Paper in Journal of Affective Disorders
- Phillips, J., Sharpe, L., Matthey, S. & Charles, M. (2010). Subtypes of postnatal depression: A comparison of women with recurrent and de novo postnatal depression. Journal of Affective Disorders, 120, 67-75.
Background: It has been suggested that there may be two groups of women with postnatal depression (PND) — one who have a history of depression and whose depression is etiologically similar to depression experienced at other times of life, and another who develop depression de novo in the postnatal period and whose depression is uniquely ‘postnatal’. The primary aim of this study was to clarify the role of negative attitudes (general and maternal-specific) for these proposed subtypes, whilst also considering the role of a range of other potentially relevant etiological factors.
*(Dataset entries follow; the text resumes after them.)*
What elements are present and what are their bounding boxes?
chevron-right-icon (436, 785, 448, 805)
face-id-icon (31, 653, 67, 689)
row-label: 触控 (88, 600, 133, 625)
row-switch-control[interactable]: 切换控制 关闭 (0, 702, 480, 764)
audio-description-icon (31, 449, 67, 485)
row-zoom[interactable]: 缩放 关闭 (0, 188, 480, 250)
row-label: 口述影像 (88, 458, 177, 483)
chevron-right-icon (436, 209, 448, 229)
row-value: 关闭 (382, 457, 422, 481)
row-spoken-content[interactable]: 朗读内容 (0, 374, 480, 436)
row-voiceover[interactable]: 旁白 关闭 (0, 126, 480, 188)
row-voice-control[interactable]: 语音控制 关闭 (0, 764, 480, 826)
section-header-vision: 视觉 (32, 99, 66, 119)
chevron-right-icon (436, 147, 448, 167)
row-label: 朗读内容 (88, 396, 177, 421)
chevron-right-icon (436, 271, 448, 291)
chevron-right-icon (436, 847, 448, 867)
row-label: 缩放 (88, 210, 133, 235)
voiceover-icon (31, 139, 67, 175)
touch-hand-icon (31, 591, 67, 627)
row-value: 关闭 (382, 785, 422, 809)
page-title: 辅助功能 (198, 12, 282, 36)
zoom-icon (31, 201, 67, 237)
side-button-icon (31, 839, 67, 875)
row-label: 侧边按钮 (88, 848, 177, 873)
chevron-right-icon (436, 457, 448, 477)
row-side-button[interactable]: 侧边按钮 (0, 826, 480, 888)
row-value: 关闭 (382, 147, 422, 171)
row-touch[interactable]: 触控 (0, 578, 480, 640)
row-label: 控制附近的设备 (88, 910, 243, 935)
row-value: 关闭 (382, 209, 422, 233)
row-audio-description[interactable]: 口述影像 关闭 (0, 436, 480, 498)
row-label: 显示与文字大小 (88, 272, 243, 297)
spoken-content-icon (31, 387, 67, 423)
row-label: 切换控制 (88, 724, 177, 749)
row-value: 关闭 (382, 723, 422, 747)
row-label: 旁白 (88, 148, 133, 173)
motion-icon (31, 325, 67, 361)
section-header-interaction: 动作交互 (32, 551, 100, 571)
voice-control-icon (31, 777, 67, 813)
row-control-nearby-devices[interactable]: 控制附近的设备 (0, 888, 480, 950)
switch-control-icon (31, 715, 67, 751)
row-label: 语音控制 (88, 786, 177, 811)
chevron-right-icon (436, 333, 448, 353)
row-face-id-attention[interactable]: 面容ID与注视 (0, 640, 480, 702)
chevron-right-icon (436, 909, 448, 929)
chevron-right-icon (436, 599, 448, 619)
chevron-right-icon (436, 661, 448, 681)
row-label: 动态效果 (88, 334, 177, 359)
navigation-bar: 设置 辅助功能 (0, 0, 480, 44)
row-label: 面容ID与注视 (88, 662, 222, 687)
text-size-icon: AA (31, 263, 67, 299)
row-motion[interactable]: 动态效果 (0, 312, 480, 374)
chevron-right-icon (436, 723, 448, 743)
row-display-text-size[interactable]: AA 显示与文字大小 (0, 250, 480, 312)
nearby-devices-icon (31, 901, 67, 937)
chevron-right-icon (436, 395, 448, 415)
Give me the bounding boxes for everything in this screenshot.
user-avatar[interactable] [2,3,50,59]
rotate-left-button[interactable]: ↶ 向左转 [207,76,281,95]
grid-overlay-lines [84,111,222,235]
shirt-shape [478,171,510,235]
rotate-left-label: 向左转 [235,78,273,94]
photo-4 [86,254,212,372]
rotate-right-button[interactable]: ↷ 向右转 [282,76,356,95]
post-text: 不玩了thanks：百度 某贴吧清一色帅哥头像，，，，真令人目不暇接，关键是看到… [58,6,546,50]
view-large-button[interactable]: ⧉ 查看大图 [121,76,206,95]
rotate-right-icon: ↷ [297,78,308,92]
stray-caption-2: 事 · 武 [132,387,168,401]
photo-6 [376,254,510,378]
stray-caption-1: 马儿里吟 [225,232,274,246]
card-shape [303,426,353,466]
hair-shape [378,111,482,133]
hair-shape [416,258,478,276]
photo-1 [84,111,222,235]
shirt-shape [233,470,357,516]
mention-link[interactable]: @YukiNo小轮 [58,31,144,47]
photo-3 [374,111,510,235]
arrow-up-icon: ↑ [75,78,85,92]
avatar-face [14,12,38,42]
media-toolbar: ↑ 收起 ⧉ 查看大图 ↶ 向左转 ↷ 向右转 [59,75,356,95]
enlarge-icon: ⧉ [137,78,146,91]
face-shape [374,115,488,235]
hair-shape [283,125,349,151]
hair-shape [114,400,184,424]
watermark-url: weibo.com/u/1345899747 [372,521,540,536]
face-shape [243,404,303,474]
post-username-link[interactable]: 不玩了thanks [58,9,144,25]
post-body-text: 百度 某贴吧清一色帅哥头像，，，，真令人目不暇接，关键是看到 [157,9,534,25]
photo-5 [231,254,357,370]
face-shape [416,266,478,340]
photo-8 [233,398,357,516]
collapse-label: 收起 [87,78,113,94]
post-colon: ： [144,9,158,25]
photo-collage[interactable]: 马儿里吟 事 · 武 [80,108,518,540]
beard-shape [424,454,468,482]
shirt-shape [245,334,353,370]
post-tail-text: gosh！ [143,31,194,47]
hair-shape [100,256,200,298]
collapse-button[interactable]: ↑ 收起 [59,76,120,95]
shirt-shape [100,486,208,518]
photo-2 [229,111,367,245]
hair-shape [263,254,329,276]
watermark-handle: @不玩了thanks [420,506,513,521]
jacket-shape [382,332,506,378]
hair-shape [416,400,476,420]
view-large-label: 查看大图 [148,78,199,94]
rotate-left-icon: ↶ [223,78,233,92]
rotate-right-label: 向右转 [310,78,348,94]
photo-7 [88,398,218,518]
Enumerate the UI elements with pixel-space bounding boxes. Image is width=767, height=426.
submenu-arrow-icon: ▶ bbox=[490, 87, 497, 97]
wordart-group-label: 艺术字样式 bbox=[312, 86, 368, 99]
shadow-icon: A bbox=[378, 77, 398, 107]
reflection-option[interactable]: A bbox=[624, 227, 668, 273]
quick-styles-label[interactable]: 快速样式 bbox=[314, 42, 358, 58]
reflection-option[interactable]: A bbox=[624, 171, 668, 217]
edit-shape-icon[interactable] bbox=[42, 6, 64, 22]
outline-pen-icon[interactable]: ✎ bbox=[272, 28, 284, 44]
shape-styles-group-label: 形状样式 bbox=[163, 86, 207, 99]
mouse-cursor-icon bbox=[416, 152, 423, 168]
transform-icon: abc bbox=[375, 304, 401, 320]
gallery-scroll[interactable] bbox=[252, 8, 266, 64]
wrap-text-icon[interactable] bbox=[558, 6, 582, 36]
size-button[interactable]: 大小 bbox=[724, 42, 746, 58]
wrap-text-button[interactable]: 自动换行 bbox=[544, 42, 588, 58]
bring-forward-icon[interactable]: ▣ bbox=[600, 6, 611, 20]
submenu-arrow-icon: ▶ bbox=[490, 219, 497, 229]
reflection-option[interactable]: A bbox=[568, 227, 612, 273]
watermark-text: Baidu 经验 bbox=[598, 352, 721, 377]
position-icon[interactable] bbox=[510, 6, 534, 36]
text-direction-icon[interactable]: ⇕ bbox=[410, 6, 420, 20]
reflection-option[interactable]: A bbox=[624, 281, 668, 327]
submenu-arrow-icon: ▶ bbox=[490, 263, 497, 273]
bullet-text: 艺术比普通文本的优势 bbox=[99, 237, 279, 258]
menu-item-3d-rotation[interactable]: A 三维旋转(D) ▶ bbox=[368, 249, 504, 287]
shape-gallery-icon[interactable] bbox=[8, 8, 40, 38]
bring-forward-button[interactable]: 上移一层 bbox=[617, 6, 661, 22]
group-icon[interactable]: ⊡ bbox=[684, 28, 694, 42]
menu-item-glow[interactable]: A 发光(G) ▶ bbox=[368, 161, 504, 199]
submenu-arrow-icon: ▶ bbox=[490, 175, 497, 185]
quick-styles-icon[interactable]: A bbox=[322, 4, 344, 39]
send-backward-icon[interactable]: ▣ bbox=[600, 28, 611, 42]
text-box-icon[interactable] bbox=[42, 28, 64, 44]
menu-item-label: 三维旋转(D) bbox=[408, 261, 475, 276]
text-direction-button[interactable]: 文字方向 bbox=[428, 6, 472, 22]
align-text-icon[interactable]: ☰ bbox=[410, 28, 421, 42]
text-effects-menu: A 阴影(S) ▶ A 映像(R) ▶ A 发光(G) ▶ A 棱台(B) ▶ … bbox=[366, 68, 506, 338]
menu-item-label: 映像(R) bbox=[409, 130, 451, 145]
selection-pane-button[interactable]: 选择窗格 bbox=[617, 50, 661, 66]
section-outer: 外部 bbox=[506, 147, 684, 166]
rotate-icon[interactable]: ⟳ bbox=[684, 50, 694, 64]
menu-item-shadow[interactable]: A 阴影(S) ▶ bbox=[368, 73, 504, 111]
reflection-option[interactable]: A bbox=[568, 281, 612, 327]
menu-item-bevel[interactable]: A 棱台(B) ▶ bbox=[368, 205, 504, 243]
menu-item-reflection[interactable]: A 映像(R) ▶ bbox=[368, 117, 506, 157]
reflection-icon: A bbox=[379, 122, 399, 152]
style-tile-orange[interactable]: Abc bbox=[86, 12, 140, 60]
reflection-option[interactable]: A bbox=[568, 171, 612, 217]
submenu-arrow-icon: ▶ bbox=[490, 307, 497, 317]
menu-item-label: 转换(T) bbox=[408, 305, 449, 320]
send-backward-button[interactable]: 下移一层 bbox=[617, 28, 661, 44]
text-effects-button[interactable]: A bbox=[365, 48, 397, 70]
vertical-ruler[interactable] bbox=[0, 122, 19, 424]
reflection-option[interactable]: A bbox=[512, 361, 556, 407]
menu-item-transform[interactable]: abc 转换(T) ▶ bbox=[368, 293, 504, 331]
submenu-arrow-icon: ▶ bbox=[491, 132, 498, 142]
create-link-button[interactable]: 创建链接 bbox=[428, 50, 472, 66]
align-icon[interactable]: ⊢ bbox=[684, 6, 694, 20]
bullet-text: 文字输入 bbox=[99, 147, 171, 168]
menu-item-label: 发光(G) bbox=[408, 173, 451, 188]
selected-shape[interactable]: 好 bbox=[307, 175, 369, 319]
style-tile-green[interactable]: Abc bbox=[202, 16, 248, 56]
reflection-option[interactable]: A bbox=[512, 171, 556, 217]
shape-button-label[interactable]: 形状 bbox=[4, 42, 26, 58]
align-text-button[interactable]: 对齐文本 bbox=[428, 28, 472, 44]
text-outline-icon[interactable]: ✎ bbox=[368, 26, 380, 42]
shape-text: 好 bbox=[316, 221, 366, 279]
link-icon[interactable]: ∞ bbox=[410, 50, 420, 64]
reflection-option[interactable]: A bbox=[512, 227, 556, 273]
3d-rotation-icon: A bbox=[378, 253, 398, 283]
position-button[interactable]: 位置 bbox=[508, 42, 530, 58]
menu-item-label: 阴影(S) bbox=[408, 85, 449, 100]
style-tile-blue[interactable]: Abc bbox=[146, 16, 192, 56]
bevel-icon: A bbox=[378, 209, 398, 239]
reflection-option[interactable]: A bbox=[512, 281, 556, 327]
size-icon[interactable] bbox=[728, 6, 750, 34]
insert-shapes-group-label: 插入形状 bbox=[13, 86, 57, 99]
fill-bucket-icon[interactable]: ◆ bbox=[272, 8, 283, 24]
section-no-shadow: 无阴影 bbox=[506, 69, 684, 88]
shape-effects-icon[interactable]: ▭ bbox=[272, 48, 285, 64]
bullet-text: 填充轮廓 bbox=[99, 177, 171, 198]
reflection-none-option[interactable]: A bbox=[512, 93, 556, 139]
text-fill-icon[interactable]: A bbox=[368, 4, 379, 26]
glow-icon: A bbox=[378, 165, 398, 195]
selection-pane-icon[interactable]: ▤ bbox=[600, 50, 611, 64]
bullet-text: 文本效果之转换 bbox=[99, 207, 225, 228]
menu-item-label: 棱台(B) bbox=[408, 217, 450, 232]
Methods: 157 postnatal women were classified into four groups: (i) ‘recurrent depression’, (ii) ‘de novo PND’, (iii) ‘prior (but not current) depression’, (iv) ‘healthy control’. Groups were compared on known vulnerability and situational risk factors for depression including negative attitudes (general and maternal-specific), personality style vulnerability, relationship insecurity, low social support, stressful life events and difficult infant behaviour. Hierarchical regressions were conducted to examine the role of general and maternal-specific negative attitudes in mediating the relationship between previous depression and PND.
Results: Women with recurrent depression had more personality vulnerability and maternal specific negative attitudes than women with de novo PND, but there were no differences in general negative attitudes or relationship insecurity. Non-depressed women with a history of prior depression were characterized by elevated general depression vulnerability but lower maternal-specific negative attitudes. General negative attitudes mediated the relationship between previous depression and PND.
Limitations: All participants had unsettled infants and the generalizability of results to general postpartum samples is not known.
Conclusions: Although these results do not provide support for the proposed subtypes of PND, they highlight encouraging new avenues for cognitively based preventative interventions.